なぜ巨人が中学生のジュニアユースを結成したのか。プロ球団だからできる、早熟&晩熟の“将来を見据えた”育成


9月某日、平日の16時半頃から短パン姿の中学生が読売ジャイアンツ球場に一人、また一人やって来ると、ウォーミングアップを終えた後、思い思いの練習を始めた。

 

西武や巨人で活躍した片岡保幸監督にサードでステップを教わる選手もいれば、ホームベース後方のフェンスを利用してコーチとブロッキングの練習をする捕手もいる。外野では数人が頭に小さなコーンを乗せ、捕球練習を繰り返していた。

 

今春に発足したジャイアンツU15ジュニアユースの練習風景は、一般的な中学野球チームのそれとは明らかに異なる。

いわゆる全体練習ではなく、プロ野球選手も使用する球場の贅沢なスペースを使い、潤沢な数のコーチたちと個別練習が実施されているのだ。


「自分がやりたい練習をやって、『わからないことがあれば聞きにこい』というスタンスです。うまくなる環境は絶対にそろっているので、楽しい環境をいかにこっちがつくるか。それに限ります」

 

1期生として入団した24人の中学1年生を束ねる片岡監督は、ジャイアンツU15ジュニアユースの方針についてそう説明した。指導者にやらされるのではなく、選手たちがコーチを活用して自分でうまくなる環境が用意されている。

 

平日は月木の夕方に読売ジャイアンツ球場や室内練習場で練習を実施。施設にやって来たらホワイトボードに名前と時間を書き、2時間経った者から帰っていく。

 

土日は都内近郊のグラウンドで練習し、多摩川ボーイズとして日本少年野球連盟(ボーイズ)の試合に出場している。




プロ球団が中学生をどう育てるか

 

球団創設90周年事業の一つとして創設されたこのチームの背景について、大森剛代表はこう話した。


「プロの球団が中学生世代のチームを保有し、サッカーのユースをモデルにしたような形で運営するのは初めてのケースだと思います。幼稚園児のアカデミー、小学6年生のジャイアンツジュニアに続き、U15を保有して階段を踏みました。

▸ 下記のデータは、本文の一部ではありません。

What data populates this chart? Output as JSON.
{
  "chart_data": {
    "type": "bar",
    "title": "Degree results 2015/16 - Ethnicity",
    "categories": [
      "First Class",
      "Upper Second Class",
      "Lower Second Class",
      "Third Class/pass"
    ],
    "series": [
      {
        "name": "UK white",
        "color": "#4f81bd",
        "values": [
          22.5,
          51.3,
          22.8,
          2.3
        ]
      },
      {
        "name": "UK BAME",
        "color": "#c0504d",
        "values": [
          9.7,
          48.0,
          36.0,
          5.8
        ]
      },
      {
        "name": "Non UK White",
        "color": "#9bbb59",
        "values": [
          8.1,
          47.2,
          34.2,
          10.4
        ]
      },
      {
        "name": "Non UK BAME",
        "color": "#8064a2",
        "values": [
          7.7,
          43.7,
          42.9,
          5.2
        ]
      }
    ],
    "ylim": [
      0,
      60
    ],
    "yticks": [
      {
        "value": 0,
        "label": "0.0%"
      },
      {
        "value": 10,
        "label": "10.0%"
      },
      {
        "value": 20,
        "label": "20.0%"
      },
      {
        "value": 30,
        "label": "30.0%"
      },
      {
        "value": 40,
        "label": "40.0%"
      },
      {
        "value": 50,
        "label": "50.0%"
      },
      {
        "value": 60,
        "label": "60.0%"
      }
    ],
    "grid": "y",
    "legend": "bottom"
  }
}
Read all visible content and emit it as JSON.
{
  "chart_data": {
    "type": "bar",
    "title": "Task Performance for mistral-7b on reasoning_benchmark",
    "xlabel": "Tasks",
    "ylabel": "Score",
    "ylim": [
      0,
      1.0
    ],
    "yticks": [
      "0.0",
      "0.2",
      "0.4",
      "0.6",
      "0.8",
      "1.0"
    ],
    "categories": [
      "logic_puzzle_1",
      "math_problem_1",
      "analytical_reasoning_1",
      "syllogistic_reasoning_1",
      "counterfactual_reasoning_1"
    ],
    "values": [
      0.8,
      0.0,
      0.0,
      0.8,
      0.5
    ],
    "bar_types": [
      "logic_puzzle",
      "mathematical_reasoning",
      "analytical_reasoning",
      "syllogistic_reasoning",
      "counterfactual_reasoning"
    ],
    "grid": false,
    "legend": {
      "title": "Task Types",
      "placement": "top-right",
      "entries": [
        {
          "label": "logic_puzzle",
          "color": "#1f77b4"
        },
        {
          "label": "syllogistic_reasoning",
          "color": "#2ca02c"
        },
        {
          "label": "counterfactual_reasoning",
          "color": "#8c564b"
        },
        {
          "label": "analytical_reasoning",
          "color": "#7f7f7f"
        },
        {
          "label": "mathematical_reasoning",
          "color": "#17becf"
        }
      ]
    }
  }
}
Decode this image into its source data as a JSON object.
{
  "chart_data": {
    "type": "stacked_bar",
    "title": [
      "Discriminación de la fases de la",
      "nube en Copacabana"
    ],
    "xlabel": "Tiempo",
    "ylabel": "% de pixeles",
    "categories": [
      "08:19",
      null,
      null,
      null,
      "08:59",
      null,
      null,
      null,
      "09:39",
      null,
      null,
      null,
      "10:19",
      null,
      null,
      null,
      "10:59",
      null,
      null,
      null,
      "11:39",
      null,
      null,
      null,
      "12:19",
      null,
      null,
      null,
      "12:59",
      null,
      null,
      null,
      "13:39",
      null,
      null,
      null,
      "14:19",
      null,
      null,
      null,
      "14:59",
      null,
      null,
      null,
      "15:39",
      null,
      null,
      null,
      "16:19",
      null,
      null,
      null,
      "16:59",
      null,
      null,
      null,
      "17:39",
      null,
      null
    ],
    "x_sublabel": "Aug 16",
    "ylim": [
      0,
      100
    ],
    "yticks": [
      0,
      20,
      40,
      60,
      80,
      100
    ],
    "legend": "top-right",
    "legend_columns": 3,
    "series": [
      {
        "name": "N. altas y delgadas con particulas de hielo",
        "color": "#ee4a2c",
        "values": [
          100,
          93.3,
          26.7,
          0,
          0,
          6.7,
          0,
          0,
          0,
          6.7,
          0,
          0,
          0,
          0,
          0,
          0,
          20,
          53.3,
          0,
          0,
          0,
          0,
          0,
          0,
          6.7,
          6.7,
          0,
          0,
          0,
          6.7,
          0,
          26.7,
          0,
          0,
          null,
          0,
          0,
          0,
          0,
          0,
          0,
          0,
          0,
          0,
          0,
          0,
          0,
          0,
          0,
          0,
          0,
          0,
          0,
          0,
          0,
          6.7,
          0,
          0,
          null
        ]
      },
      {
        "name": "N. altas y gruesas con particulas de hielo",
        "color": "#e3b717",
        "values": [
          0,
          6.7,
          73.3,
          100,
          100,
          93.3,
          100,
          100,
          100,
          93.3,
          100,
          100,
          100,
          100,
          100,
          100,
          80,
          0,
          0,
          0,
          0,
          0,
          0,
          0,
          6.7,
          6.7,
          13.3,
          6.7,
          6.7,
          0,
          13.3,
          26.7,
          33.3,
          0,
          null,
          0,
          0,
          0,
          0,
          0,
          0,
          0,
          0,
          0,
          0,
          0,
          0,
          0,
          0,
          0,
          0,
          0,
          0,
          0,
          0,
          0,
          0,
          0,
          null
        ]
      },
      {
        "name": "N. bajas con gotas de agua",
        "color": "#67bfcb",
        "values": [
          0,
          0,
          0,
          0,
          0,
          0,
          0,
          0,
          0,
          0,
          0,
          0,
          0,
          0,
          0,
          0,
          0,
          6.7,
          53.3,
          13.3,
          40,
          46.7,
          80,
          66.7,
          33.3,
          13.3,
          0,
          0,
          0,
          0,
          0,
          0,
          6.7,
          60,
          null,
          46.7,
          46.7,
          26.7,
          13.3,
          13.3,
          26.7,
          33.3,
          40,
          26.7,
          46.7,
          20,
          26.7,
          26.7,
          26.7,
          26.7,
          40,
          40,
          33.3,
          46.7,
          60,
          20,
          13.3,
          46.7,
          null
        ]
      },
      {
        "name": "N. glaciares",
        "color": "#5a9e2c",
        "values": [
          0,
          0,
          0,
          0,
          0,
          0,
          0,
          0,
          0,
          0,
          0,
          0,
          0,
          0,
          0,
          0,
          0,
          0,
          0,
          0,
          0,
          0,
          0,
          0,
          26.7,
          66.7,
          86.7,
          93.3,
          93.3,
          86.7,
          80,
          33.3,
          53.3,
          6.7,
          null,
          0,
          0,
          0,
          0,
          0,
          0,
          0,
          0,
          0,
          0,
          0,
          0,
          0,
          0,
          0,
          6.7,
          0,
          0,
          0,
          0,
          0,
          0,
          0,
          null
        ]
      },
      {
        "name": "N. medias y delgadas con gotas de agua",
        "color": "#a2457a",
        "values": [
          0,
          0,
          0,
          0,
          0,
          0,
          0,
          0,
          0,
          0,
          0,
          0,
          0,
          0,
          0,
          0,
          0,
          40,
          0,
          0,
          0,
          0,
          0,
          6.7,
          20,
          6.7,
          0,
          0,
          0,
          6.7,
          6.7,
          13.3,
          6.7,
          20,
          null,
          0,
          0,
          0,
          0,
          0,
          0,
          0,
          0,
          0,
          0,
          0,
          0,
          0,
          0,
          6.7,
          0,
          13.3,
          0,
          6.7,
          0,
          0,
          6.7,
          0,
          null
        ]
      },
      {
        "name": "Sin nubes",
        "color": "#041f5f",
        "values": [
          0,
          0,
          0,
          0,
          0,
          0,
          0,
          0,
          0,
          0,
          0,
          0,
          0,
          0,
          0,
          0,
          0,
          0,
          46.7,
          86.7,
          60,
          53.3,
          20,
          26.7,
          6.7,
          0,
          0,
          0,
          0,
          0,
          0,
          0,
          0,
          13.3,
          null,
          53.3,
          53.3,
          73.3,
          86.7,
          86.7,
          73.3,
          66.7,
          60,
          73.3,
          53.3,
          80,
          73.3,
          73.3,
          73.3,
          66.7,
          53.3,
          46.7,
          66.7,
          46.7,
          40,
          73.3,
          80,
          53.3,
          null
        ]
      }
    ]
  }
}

プロの球団が中学生世代をどう育てていくか。誰もやってこなかったから、我々がこれから考えていかないといけない」

 

ジャイアンツU15ジュニアユースが目指すゴールは3つある(※以下は公式HPより)。


(1)トップ選手養成
 =元プロの高い技術や、発育発達に応じた効果的なトレーニングなど、スポーツ科学に根差した指導と育成管理で選手をサポート。将来の日本代表、世界を舞台に戦う選手を養成します

(2)人間力形成
 =既成概念に疑問を抱く事、果敢な挑戦と失敗の経験で経た成長を最重要視します。そのプロセスからの勝利を目指します。
 自ら選択・行動できる人材を育て、野球界に限らず広く社会で活躍するリーダーの輩出を目指します

(3)社会貢献(還元)
 =良い指導方法を確立し、良い指導者を生み出します。それら育成メソッド、選手の成長の様子を日本スポーツ界に発信していきます。
 共感する方々と野球の真の楽しさ、真のスポーツマンシップを追求し、新しい価値をユーススポーツ界に創造します




早熟の子がスーパースターになれない「悲劇」

 

昨秋にセレクションを実施して、興味深いのは早熟と晩熟の中学生が半々ずつ選ばれていることだ。その理由を大森代表が説明する。


「中学生でジャイアンツカップに出場してプロ野球選手になったケースはあるけれど、スーパースターになった人はいません。中学生世代のスーパースターで、いわゆる早熟と言われている子がなぜプロ野球選手になれないのか。球界にとって悲劇だと思います。

10年後、晩熟の子がどう育っていくのかはもちろん、早熟の子がどうなるか。プロ球団のジュニアユースとしてしっかり見ていかなければと思います」

 

今年1期生として入団した24人のうち、ジャイアンツジュニア出身が6人、ベイスターズジュニア出身が3人。いわゆる早熟系の彼らは中学1年時点でパワーはある一方、柔軟性や巧みな動きには課題があるという。では、どのように引き上げていくのか。